В тревоге девочка наступила ногой на ногу и долго так стояла, давя изо всех сил на пальцы, чтобы слезы, которые тяжелыми каплями падали в пролет лестницы, имели хоть какую-то видимую причину. Это повторялось каждый вечер, иногда она ждала долго, иногда – не очень, все зависело от того, насколько в этот день задерживалась мать. Перед ее приходом девочка неизменно стояла на своем посту, прислушиваясь к шагам.
Ее бледное неподвижное лицо чуть светлело в темноте, словно тускло горящий фонарь.

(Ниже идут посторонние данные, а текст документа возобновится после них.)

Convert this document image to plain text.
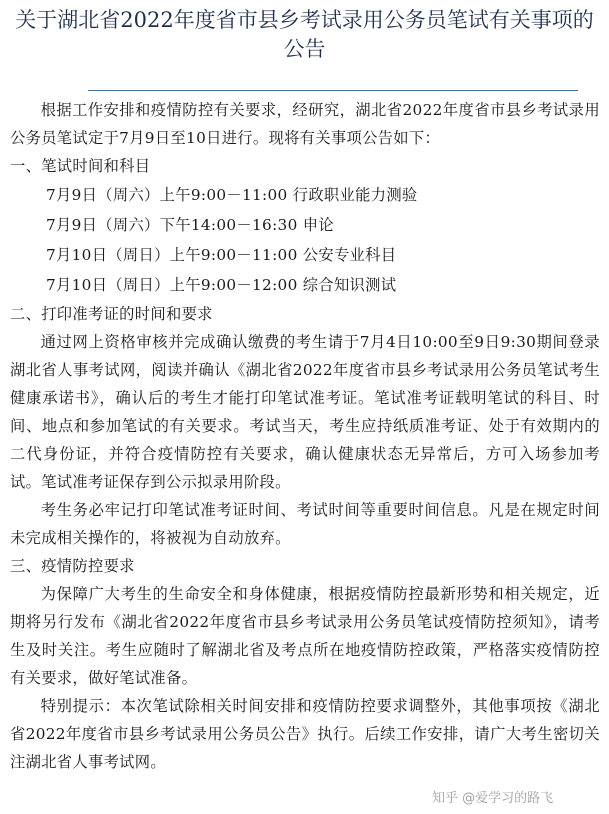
关于湖北省2022年度省市县乡考试录用公务员笔试有关事项的
公告

根据工作安排和疫情防控有关要求，经研究，湖北省2022年度省市县乡考试录用公务员笔试定于7月9日至10日进行。现将有关事项公告如下：

一、笔试时间和科目

7月9日（周六）上午9:00－11:00 行政职业能力测验

7月9日（周六）下午14:00－16:30 申论

7月10日（周日）上午9:00－11:00 公安专业科目

7月10日（周日）上午9:00－12:00 综合知识测试

二、打印准考证的时间和要求

通过网上资格审核并完成确认缴费的考生请于7月4日10:00至9日9:30期间登录湖北省人事考试网，阅读并确认《湖北省2022年度省市县乡考试录用公务员笔试考生健康承诺书》，确认后的考生才能打印笔试准考证。笔试准考证载明笔试的科目、时间、地点和参加笔试的有关要求。考试当天，考生应持纸质准考证、处于有效期内的二代身份证，并符合疫情防控有关要求，确认健康状态无异常后，方可入场参加考试。笔试准考证保存到公示拟录用阶段。

考生务必牢记打印笔试准考证时间、考试时间等重要时间信息。凡是在规定时间未完成相关操作的，将被视为自动放弃。

三、疫情防控要求

为保障广大考生的生命安全和身体健康，根据疫情防控最新形势和相关规定，近期将另行发布《湖北省2022年度省市县乡考试录用公务员笔试疫情防控须知》，请考生及时关注。考生应随时了解湖北省及考点所在地疫情防控政策，严格落实疫情防控有关要求，做好笔试准备。

特别提示：本次笔试除相关时间安排和疫情防控要求调整外，其他事项按《湖北省2022年度省市县乡考试录用公务员公告》执行。后续工作安排，请广大考生密切关注湖北省人事考试网。

知乎 @爱学习的路飞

Из-за приоткрытой двери кухни слышалось бульканье картошки в кастрюле. Стол в маленькой комнате был накрыт на двоих. Посреди стола на клеенке стоял горшок с цветущей пеларгонией, этот горшок, место которому было на подоконнике, а не на обеденном столе, всегда вызывал на лице матери тень улыбки.
Едва только девочка отпустила перила и села на верхнюю ступеньку лестницы, горько и громко рыдая, словно хотела внушить судьбе, что она уже достаточно наказана и что над ней пора сжалиться, как услышала, что во дворе отворилась калитка, и какой-то неуловимый звук, может быть стук каблуков по брусчатке, заставил ее вскочить, броситься в кухню, зажечь свет и выключить огонь под картошкой, и все это в лихорадочном невыразимом ликовании: мама идет! Вот она ставит велосипед под навес, вот бежит по лестнице, ближе, ближе… Мир наполнился светом, сердце – покоем.
Девочка стояла спиной к двери, волосы, как два черных крыла, падали на щеки. Когда мать вошла, захлопнув за собой дверь, девочка выкладывала горячую картошку в глубокую тарелку.
– Ох, ну и холодина!
– Я уже поджарила фрикадельки, их надо только разогреть.
Голос у девочки был грубый, как у мальчиков в переходном возрасте. Она была почти такого же роста, как мать, но очень худая, словно больная собачонка, – из-за того, что весь день была предоставлена самой себе. Лицо у нее было маленькое, грустное, с острым подбородком и серой, нездоровой кожей. Но на этом маленьком некрасивом лице сверкали большие темно-голубые и серьезные глаза.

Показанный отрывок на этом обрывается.